Okamoto fu condannato per un attacco terroristico che uccise 26 persone all’aeroporto internazionale Ben Gurion nel 1972.
Nel suo post di venerdì, Hassan, che è una eurodeputata del partito di sinistra radicale France Insoumise, ha detto di avere due tipi di CBD, una sostanza chimica presente nella pianta di cannabis ma che non ha gli stessi effetti inebrianti del THC, principale ingrediente psicotropo della marijuana. Il primo tipo rispettava le norme legali, ma il secondo, ha scritto, conteneva «tracce di droghe sintetiche», secondo gli investigatori.
«Gli ho detto dove avevo legalmente acquistato questo CBD. Sono in corso controlli semplici sull’origine del CBD», ha aggiunto Hassan.
Hassan ha anche criticato l’inchiesta sul suo post ora eliminato su X, accusando la «lobby pro-Israele in Francia» di mirare alle sue «opinioni politiche sul genocidio a Gaza e in Palestina».
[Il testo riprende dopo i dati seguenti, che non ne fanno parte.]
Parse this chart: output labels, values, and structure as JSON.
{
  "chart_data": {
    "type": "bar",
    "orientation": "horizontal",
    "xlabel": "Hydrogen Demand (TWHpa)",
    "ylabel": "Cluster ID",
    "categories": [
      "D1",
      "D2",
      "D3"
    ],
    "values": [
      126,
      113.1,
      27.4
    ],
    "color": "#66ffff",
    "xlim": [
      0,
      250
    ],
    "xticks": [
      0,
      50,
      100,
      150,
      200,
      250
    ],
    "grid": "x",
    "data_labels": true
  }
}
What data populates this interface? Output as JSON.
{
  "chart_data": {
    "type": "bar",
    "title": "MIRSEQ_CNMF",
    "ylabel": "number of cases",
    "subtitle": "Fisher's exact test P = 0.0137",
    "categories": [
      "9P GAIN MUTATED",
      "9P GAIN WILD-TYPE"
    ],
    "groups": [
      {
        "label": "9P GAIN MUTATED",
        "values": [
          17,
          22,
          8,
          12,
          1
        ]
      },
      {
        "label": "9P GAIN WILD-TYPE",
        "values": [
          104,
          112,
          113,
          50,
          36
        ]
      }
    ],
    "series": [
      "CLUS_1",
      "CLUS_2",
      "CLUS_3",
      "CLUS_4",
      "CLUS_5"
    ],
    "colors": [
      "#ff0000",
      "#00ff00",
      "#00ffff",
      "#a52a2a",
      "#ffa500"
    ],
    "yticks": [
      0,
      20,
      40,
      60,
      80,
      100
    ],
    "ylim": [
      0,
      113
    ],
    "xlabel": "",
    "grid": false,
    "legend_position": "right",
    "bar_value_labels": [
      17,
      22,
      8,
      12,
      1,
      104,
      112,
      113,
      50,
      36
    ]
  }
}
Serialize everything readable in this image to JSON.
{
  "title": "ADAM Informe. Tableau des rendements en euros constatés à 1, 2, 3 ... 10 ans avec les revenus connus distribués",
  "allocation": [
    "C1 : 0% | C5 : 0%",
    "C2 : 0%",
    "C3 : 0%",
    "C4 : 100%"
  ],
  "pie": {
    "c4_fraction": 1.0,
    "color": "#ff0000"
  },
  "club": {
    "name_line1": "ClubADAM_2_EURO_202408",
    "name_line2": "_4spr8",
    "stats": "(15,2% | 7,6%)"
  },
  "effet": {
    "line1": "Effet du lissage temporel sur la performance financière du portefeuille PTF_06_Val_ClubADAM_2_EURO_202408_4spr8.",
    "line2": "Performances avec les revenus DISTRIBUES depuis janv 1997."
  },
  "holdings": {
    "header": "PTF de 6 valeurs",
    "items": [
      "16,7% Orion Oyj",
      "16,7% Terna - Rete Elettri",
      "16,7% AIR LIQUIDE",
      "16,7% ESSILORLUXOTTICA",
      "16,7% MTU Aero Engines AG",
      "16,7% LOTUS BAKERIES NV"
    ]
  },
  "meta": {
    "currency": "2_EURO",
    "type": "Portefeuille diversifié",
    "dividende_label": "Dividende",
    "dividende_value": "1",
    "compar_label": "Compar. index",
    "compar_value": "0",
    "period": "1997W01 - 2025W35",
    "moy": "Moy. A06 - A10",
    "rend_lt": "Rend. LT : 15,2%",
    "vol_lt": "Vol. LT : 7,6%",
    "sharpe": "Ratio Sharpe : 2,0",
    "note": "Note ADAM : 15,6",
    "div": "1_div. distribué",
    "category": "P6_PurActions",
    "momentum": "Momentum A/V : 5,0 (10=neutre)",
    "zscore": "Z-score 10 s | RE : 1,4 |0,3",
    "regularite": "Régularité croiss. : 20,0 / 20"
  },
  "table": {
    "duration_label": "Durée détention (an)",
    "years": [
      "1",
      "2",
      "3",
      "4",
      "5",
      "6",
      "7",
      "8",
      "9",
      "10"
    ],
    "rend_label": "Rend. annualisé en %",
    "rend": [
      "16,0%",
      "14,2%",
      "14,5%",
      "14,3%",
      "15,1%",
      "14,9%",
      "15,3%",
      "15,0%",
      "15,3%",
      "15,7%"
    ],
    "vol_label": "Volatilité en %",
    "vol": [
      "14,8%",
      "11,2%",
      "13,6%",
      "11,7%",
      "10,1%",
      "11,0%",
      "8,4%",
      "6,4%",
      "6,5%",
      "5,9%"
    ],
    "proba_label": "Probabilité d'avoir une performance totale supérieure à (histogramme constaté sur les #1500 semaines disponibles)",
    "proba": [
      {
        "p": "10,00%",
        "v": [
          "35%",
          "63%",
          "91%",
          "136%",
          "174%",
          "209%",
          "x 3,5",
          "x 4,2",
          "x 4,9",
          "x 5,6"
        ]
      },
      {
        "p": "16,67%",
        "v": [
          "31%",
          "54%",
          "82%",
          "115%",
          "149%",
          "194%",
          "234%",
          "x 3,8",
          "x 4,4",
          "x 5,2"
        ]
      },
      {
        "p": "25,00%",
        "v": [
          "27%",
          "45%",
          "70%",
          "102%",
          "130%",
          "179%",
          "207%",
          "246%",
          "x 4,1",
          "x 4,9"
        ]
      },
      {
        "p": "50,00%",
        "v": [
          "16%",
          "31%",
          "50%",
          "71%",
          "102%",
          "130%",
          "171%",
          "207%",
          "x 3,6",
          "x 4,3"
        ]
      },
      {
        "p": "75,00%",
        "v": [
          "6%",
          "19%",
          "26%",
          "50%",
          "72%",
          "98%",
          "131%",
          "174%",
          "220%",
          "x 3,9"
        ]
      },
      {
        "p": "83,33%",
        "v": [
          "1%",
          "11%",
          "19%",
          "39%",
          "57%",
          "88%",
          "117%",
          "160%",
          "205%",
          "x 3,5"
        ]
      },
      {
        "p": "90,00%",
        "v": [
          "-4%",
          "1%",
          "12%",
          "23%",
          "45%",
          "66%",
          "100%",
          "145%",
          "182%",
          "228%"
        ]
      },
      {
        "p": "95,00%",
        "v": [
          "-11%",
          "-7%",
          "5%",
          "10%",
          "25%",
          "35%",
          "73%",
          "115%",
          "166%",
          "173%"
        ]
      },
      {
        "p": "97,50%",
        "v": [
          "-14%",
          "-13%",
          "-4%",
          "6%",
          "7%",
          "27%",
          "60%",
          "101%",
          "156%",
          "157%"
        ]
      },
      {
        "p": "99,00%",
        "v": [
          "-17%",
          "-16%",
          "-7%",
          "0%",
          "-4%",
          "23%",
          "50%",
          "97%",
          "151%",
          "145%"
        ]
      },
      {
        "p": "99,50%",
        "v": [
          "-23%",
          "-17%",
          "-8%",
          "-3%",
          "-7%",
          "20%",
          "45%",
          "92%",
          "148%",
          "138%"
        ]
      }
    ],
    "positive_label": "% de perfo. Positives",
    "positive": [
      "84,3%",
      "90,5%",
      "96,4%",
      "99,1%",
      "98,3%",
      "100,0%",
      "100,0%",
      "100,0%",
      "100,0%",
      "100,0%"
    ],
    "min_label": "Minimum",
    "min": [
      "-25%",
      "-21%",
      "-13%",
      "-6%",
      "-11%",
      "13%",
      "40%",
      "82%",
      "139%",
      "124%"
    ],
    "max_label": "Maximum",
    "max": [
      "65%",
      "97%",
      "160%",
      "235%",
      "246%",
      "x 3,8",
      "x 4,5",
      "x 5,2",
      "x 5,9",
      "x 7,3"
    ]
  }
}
Ha detto che 13 su 16 casi contro di lei erano stati archiviati. Il team di Hassan ha anche sostenuto che la custodia temporanea costituisse una violazione dell’immunità della parlamentare come eurodeputata.
Tuttavia, la procura di Parigi ha dichiarato venerdì che, pur essendo stata scagionata in 13 casi, resta oggetto di nove indagini separate. I pubblici ministeri hanno aggiunto che la polizia che si occupa di reati flagranti può trattenere in custodia cautelare gli eurodeputati senza dover attuare la procedura di sospensione dell’immunità parlamentare.